In this post I’ll continue to try and explain away the various bits of the architecture that will make up my relay computer project — this time it’s buses and registers. Here again is the architecture I’ll be building against (from the Harry Porter Relay Computer):
Buses are simply a set of wires that connect up the various parts of a computer. As each wire can carry 1 bit it therefore takes 8 wires to carry 8 bits. In this architecture the data bus is 8 bits wide and the address bus (which I’ll go in to further in the next post on the memory) is 16 bits wide. You can only have a single value on a bus at the same time so any part of the computer that needs to talk to another part has to wait its turn for the bus to become free. It’s worth noting though that because the data and address bus are physically separate you can have different values on each without problem. In the diagram above the data bus is shown as a thick line on the left and the address bus is the thick line on the right. In real life, of course, there would be as many wires as there are bits but to simplify the diagram they’re shown as a single thick line.

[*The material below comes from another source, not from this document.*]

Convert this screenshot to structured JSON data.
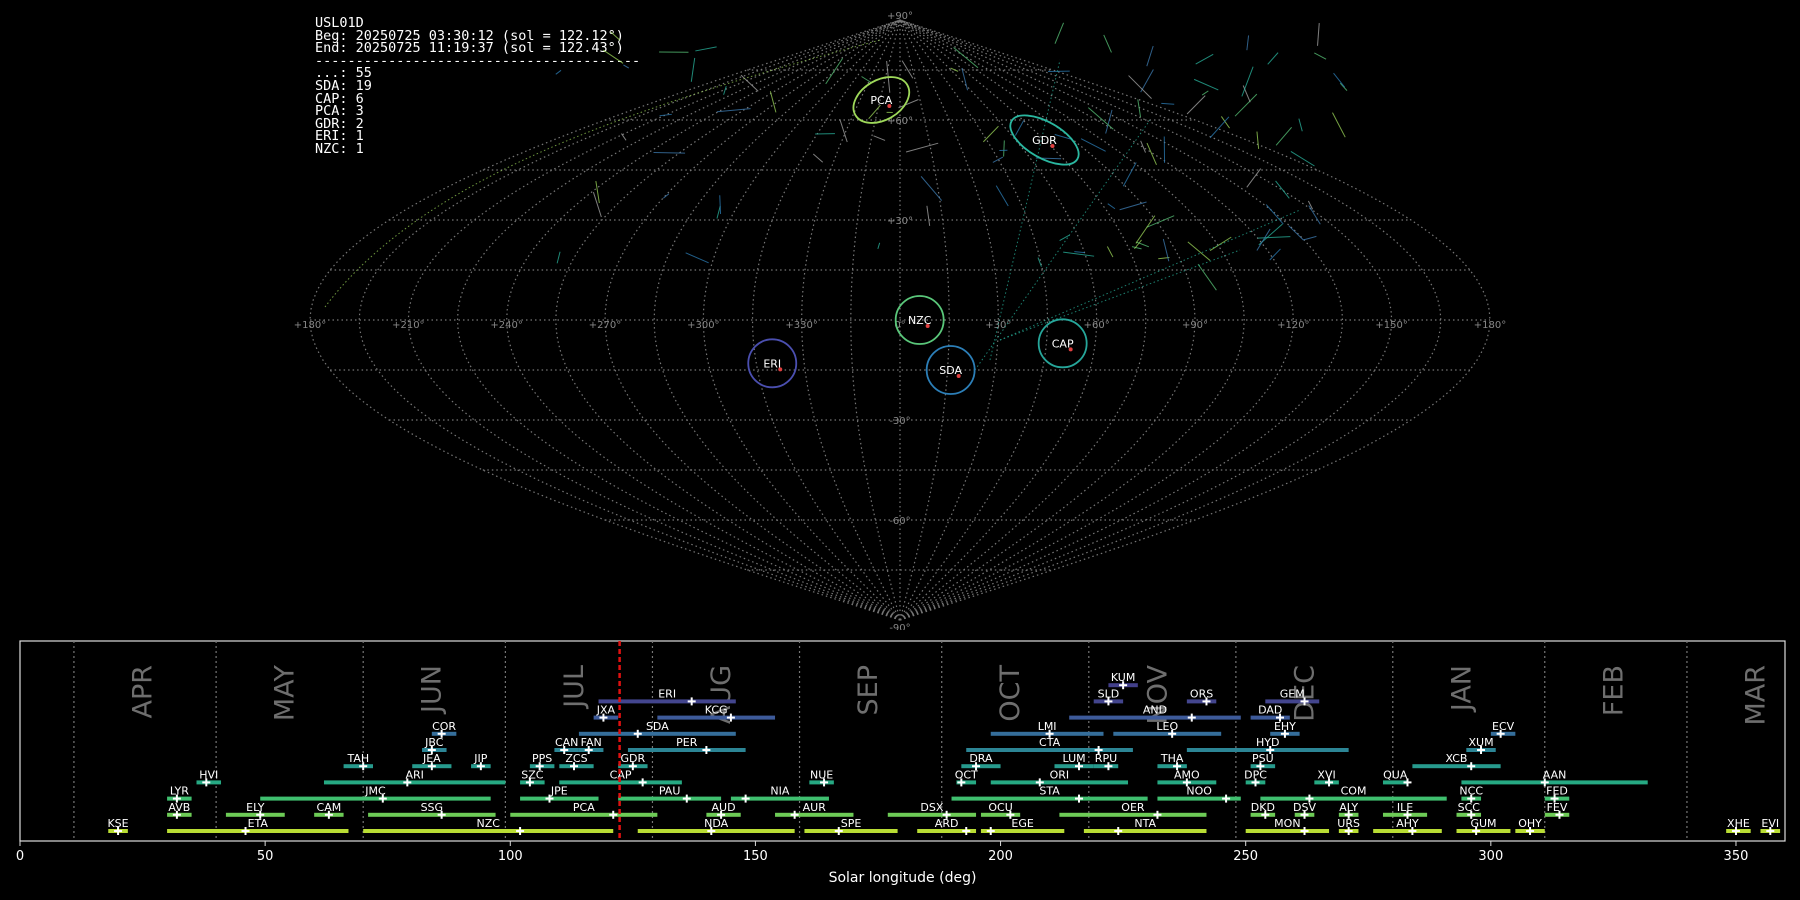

Registers hold a binary value for use when performing calculations and moving data around. They are typically very fast (compared to storing things in memory) but there’s a fixed number of them. Most registers are available for general use and can be read from as well as written to but some special purpose registers are read only or write only. Looking at the system architecture diagram above the registers are shown as rectangles down the middle of the diagram. In this architecture there are eight ‘general purpose’ registers (A, B, C, D, M1, M2, X and Y) which can hold 8 bits each and can be set from or loaded onto the data bus (shown by the double headed arrow to the data bus). Four of the ‘general purpose’ registers (M1, M2, X and Y) combine together in pairs to act as a single 16-bit register (M and XY). The XY register can be set from or loaded onto the address bus while the M register can only be loaded onto the address bus (not set from it). Although these are all ‘general purpose’ registers and can be used for any purpose by the computer programmer some have a special meaning in certain situations: B and C feed the Arithmetic Logic Unit (ALU - I’ll cover this in a later post); M1 and M2 are typically used to set the current memory address via M (again, I’ll talk about memory later).
In addition to the ‘general purpose’ registers there are some additional registers that serve a specific purpose. J1 and J2 are 8-bit registers that can only be set from the data bus — these join together to form the 16-bit J register which can be loaded onto the address bus. J is typically used to store an address in memory that we may wish to jump to if needed. For example, a programmer might say subtract number B from A and if the result is zero go to line 50 in the code otherwise carry on to the next line of code — in this case we’d store the address of line 50 in the J register ready for the jump if we need it. Finally there is an 8-bit Instruction register (Inst) and a 16-bit Program Counter (PC) register — I’ll go into what these are for later on but for now you can see from the architecture diagram that the Inst register can only be set from the data bus and the PC register can be set or loaded from/onto the address bus.
There is actually another three registers ‘hiding’ in the top right of the diagram — registers Z, Cy and S. These are special 1-bit registers which are set by the ALU. I’ll cover these — yup, you guessed it — in a later post all about the ALU.
So, upcoming posts on my ’todo’ list are: Memory, the ALU and Programming/Control. Those of you who have been reading since my first post will know that I’m playing catch up with my blog — in real life I’m already soldering things together (and watching the delivery lead time on my relays I ordered dissapointingly slip further and further back). I’m taking lots of pictures as I’m putting things together so I’ve got plenty to put on here when I’m finally up to date.